— Sunart Media/Shutterstock.com (image d’illustration)

Une organisation de défense des droits humains accuse les géants de l’industrie des appareils électroniques et voitures électriques — Apple, Microsoft, Tesla, Dell et Alphabet (maison mère de Google) — de jouir des fruits du travail forcé d’enfants dans les mines de cobalt de République démocratique du Congo (RDC), au nom de jeunes garçons morts ou blessés dans des accidents. Si les entreprises font appel à des sous-traitants pour se fournir en matières premières, la plainte indique que celles-ci sont au fait de la situation sans avoir réagi.

Notre avidité pour les appareils électroniques a un coût

La demande de matières premières provenant de l’exploitation minière explose, pour répondre aux besoins toujours croissants de batteries et composants électroniques. Le cobalt, notamment, présent dans de nombreuses batteries, se trouve aujourd’hui extrait en majorité en RDC.
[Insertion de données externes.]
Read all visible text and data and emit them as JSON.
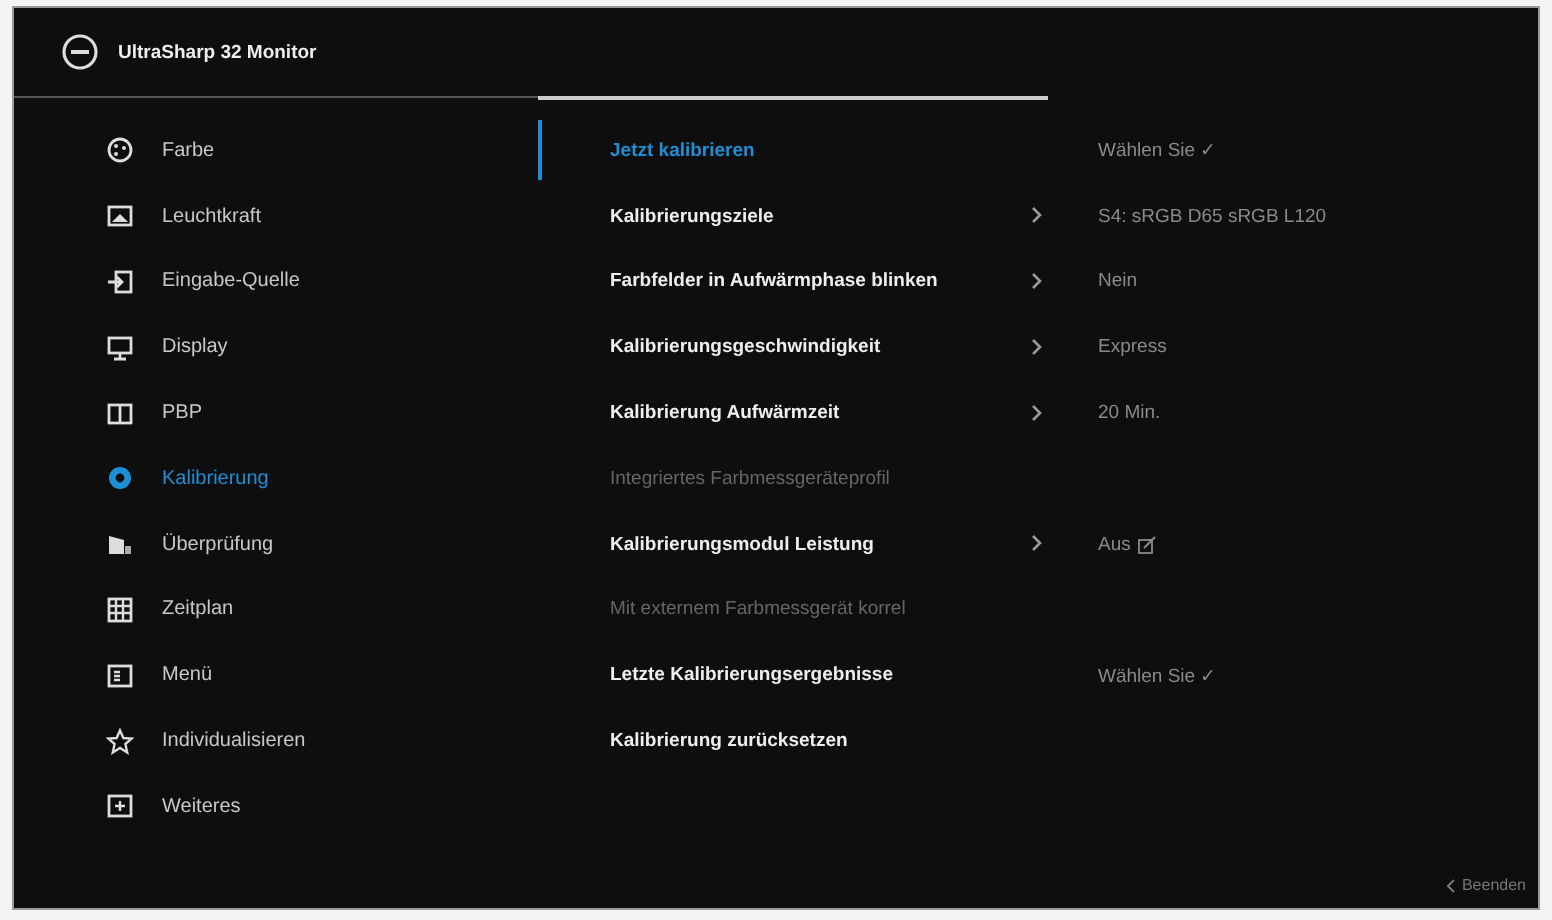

Une organisation de défense des droits humains, International Rights Advocates (IRA), a lancé en justice — au nom de 14 plaignants, victimes et membres de la famille d’enfants tués ou mutilés dans des accidents — une action collective contre Apple, Microsoft, Tesla, Alphabet et Dell. IRA accuse les firmes d’être complices de travail forcé sur des enfants, et de « soutenir et encourager des maltraitances extrêmes dans l’extraction minière du cobalt en RDC ».
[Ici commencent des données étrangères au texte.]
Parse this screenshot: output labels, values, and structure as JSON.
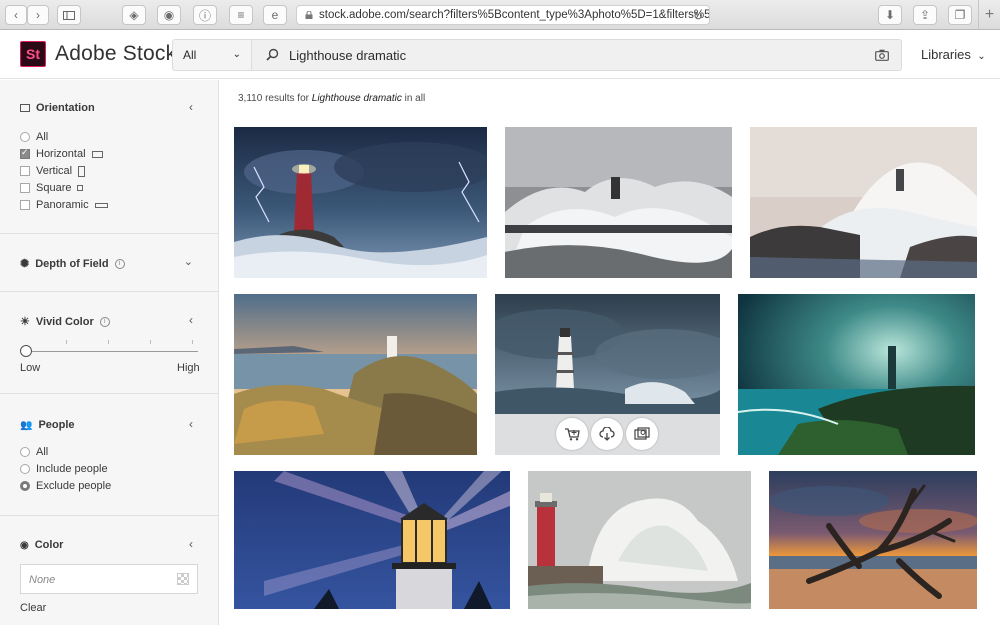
{
  "browser": {
    "url": "stock.adobe.com/search?filters%5Bcontent_type%3Aphoto%5D=1&filters%5Bc"
  },
  "header": {
    "logo_text": "St",
    "brand": "Adobe Stock",
    "filter_value": "All",
    "search_query": "Lighthouse dramatic",
    "libraries_label": "Libraries"
  },
  "sidebar": {
    "orientation": {
      "title": "Orientation",
      "options": [
        "All",
        "Horizontal",
        "Vertical",
        "Square",
        "Panoramic"
      ],
      "checked": "Horizontal"
    },
    "depth_of_field": {
      "title": "Depth of Field"
    },
    "vivid_color": {
      "title": "Vivid Color",
      "low_label": "Low",
      "high_label": "High",
      "level": 0
    },
    "people": {
      "title": "People",
      "options": [
        "All",
        "Include people",
        "Exclude people"
      ],
      "selected": "Exclude people"
    },
    "color": {
      "title": "Color",
      "placeholder": "None",
      "clear_label": "Clear"
    }
  },
  "results": {
    "count": "3,110",
    "results_for": "results for",
    "query": "Lighthouse dramatic",
    "scope": "in all"
  },
  "colors": {
    "logo_border": "#da1f5a",
    "logo_text": "#ff4f8a",
    "sidebar_bg": "#f6f6f6"
  },
  "icons": {
    "hover_actions": [
      "cart-add-icon",
      "cloud-download-icon",
      "find-similar-icon"
    ]
  }
}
Les victimes ont été tuées dans l’effondrement de tunnels ou de murs ; l’accusation porte également sur l’exploitation de mineurs et les conditions de travail dans ces mines. Selon la plainte, les enfants sont « payés un ou deux dollars par jour à fournir du cobalt pour les coûteux gadgets produits par les entreprises parmi les plus riches du monde ». Les titres d’accusation incluent également « enrichissement injuste, supervision négligente et provocation intentionnelle de détresse émotionnelle ».

Les entreprises concernées le savent depuis longtemps, selon les plaignants

IRA est catégorique : les entreprises concernées connaissent les conditions de l’extraction du cobalt en RDC, sans pour autant avoir réagi. L’organisation pointe du doigt la modernité des produits finis, au vu de l’archaïsme des pratiques pour les concevoir.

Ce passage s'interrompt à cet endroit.